Which solution will meet these requirements MOST securely?
  • A. Create an IAM role in the company’s account to delegate access to the vendor’s IAM role. Attach the appropriate IAM policies to the role for the permissions that the vendor requires.
  • B. Create an IAM user in the company’s account with a password that meets the password complexity requirements. Attach the appropriate IAM policies to the user for the permissions that the vendor requires.
  • C. Create an IAM group in the company’s account. Add the automated tool’s IAM user from the vendor account to the group. Attach the appropriate IAM policies to the group for the permissions that the vendor requires.
  • D. Create an IAM user in the company’s account that has a permission boundary that allows the vendor’s account. Attach the appropriate IAM policies to the user for the permissions that the vendor requires.

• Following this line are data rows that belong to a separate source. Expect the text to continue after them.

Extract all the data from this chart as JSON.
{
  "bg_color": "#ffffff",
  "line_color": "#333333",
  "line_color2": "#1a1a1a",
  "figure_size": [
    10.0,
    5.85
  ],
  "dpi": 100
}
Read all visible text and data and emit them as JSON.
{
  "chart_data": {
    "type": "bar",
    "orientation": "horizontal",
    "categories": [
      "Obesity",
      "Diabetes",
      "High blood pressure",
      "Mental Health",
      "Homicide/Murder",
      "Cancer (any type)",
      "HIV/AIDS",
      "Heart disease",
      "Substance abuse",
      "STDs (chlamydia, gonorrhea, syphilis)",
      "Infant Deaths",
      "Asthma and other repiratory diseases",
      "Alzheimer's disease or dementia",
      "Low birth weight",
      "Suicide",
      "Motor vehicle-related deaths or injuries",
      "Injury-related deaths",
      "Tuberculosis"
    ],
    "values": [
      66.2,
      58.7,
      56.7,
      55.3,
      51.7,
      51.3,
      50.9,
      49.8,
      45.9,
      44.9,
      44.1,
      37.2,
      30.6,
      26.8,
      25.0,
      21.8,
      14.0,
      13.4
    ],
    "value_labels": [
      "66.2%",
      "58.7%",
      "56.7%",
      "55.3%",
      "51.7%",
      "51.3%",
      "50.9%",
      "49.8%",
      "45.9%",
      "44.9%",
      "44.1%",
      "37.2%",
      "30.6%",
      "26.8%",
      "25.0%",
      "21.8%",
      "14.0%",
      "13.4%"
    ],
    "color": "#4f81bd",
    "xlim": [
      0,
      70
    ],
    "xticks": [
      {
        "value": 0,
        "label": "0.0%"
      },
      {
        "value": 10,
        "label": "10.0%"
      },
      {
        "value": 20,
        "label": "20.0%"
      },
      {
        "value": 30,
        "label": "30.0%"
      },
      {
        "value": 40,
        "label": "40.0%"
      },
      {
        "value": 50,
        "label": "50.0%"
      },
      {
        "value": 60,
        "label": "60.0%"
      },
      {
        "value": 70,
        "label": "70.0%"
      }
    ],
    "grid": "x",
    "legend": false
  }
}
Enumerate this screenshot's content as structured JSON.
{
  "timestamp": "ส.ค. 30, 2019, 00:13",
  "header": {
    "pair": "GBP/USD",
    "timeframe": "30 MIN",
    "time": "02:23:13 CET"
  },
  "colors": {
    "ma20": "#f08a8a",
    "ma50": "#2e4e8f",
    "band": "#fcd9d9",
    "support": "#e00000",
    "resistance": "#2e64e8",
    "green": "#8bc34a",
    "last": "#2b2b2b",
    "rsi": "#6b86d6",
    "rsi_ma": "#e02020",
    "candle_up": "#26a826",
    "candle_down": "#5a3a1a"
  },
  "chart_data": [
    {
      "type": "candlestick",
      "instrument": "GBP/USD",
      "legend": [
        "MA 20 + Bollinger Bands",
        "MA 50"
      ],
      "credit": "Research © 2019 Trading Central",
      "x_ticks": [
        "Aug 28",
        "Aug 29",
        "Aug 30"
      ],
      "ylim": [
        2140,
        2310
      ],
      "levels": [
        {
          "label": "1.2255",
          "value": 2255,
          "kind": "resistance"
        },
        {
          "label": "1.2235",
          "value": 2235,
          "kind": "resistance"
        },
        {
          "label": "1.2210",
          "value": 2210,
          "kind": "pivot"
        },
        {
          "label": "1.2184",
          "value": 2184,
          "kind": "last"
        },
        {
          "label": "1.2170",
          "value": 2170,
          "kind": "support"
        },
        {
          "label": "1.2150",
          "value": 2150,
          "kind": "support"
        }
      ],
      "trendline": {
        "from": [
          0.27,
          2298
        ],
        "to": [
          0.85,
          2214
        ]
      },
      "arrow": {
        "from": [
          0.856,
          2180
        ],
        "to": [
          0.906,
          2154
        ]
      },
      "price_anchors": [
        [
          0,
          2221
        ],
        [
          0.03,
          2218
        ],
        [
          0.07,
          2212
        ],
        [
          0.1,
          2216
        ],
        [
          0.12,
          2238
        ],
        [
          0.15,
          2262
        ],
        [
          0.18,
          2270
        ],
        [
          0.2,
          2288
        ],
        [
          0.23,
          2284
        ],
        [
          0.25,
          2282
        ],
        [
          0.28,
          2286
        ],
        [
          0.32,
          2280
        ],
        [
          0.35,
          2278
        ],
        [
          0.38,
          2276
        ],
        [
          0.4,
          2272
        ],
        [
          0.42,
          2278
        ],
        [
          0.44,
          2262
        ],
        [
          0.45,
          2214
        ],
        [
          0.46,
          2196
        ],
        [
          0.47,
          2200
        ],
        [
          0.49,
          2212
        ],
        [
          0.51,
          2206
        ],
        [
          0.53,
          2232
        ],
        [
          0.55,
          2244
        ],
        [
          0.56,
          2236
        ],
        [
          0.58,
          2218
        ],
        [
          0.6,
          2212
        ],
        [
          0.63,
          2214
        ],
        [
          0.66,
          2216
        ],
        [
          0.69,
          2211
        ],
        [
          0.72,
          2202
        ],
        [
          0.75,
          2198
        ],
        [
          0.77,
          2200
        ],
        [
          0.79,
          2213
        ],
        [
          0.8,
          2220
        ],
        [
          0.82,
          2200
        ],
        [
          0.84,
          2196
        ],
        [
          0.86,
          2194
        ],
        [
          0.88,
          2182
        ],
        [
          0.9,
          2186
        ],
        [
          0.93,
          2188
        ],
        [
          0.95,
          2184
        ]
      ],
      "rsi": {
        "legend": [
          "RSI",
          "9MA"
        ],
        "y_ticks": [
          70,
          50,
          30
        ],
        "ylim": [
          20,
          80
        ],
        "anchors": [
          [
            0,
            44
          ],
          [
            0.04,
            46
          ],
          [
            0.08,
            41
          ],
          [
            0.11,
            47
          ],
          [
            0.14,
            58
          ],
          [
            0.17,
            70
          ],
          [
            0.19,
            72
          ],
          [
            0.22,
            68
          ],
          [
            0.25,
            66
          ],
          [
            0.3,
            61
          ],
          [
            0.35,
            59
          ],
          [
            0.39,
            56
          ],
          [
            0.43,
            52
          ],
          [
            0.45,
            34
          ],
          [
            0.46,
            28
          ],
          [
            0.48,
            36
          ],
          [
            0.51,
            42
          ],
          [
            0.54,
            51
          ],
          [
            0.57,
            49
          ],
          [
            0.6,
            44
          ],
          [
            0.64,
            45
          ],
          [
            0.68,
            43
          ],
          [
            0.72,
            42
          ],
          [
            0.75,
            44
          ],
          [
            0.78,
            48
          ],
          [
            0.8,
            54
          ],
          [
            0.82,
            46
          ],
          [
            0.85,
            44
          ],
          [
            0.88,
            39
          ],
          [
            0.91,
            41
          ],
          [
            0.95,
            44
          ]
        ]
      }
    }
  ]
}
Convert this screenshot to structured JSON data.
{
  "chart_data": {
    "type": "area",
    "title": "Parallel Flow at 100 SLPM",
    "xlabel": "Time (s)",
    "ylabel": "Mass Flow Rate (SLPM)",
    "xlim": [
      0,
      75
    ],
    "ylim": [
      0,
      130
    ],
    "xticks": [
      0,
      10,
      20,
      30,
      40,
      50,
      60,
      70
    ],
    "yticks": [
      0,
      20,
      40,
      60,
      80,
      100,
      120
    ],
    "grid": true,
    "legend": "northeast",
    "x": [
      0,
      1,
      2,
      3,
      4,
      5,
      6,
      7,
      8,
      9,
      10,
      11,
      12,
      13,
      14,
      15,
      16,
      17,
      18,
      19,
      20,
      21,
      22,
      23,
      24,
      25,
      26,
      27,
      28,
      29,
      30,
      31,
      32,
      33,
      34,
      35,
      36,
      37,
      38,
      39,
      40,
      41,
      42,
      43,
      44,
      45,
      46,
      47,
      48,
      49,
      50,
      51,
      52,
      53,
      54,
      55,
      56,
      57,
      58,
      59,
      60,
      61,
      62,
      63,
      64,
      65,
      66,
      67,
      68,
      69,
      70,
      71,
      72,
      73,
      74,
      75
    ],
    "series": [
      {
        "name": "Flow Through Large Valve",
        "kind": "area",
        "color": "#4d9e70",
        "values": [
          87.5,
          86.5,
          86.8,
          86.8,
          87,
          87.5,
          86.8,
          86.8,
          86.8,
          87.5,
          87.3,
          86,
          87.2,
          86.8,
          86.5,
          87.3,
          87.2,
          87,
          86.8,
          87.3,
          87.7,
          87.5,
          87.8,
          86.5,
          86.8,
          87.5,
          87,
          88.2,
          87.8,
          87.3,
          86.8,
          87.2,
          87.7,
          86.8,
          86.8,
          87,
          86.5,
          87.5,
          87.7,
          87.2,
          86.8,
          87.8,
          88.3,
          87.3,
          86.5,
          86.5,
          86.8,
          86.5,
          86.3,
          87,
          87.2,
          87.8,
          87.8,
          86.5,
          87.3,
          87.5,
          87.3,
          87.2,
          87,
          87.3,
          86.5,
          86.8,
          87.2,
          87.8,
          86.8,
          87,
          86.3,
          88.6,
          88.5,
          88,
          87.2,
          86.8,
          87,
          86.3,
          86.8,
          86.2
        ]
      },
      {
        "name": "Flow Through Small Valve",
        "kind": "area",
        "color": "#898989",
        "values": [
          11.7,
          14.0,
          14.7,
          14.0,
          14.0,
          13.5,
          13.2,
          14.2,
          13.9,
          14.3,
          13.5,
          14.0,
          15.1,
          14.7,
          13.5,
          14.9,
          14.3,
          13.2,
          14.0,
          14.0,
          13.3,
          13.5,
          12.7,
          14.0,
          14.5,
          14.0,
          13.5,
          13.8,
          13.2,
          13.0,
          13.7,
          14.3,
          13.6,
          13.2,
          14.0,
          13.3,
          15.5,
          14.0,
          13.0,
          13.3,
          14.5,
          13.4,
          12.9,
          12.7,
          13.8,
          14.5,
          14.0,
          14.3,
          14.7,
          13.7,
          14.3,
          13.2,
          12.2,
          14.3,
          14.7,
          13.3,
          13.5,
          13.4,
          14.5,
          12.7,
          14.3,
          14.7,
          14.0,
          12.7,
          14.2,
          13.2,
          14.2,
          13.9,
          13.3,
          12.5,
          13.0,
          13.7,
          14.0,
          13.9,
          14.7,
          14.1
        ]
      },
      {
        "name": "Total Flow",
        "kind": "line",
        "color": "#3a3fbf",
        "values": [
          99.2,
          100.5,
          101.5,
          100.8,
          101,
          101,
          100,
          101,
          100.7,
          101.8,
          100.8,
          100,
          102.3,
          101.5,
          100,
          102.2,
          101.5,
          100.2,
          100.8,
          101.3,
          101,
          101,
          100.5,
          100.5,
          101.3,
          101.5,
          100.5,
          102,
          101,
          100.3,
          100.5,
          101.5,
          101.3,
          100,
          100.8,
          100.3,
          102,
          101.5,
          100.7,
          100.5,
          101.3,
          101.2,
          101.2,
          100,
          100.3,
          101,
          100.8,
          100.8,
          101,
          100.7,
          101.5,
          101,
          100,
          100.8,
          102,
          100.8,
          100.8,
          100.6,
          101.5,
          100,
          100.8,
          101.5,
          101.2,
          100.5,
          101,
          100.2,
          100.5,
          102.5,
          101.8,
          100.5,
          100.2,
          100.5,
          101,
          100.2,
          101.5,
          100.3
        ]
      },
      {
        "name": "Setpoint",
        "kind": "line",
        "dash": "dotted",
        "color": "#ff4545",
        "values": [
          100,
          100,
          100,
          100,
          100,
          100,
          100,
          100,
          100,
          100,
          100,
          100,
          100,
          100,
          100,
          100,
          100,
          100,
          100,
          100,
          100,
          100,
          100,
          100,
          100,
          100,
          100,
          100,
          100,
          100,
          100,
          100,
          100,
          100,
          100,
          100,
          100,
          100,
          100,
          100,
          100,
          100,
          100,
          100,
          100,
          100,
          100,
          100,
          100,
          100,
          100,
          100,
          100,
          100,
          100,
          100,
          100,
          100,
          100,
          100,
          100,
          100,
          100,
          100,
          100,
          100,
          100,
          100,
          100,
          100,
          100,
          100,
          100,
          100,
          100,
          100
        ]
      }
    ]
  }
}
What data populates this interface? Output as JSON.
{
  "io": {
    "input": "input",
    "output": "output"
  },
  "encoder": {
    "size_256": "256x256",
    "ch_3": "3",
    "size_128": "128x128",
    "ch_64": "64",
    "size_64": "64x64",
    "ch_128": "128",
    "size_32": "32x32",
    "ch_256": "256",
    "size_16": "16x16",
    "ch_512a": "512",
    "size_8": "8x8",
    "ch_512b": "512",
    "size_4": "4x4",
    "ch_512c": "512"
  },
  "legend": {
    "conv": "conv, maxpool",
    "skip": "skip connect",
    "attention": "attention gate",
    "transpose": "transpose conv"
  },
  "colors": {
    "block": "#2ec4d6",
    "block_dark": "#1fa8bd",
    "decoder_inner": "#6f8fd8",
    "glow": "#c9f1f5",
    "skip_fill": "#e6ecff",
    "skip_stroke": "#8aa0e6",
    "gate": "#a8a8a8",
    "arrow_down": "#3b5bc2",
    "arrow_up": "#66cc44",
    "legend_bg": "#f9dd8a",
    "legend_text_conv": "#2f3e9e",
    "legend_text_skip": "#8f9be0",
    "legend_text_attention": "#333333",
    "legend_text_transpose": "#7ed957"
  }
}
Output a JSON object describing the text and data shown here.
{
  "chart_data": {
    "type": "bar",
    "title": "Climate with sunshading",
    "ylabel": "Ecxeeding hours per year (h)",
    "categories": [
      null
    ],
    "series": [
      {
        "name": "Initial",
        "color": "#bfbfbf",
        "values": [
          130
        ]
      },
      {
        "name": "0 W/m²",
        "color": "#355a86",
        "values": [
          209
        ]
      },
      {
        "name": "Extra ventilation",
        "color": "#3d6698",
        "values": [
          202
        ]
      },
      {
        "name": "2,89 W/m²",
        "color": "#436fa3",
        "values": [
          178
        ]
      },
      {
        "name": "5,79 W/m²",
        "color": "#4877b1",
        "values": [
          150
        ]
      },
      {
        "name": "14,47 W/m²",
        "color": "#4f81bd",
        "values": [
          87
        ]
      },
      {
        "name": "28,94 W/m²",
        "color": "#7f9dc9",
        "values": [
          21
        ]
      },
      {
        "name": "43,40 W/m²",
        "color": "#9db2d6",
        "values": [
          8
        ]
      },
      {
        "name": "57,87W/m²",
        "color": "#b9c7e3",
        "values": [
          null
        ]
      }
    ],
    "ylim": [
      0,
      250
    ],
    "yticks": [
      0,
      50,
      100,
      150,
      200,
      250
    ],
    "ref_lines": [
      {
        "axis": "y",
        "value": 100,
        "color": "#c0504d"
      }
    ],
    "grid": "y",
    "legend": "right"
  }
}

#370 (Accuracy: 100% / 3 votes)
A company uses AWS Organizations for its multi-account AWS setup. The security organizational unit (OU) of the company needs to share approved Amazon Machine Images (AMIs) with the development OU. The AMIs are created by using AWS Key Management Service (AWS KMS) encrypted snapshots.

Which solution will meet these requirements? (Choose two.)
  • A. Add the development team's OU Amazon Resource Name (ARN) to the launch permission list for the AMIs.
  • B. Add the Organizations root Amazon Resource Name (ARN) to the launch permission list for the AMIs.
  • C. Update the key policy to allow the development team's OU to use the AWS KMS keys that are used to decrypt the snapshots.
  • D. Add the development team’s account Amazon Resource Name (ARN) to the launch permission list for the AMIs.
  • E. Recreate the AWS KMS key. Add a key policy to allow the Organizations root Amazon Resource Name (ARN) to use the AWS KMS key.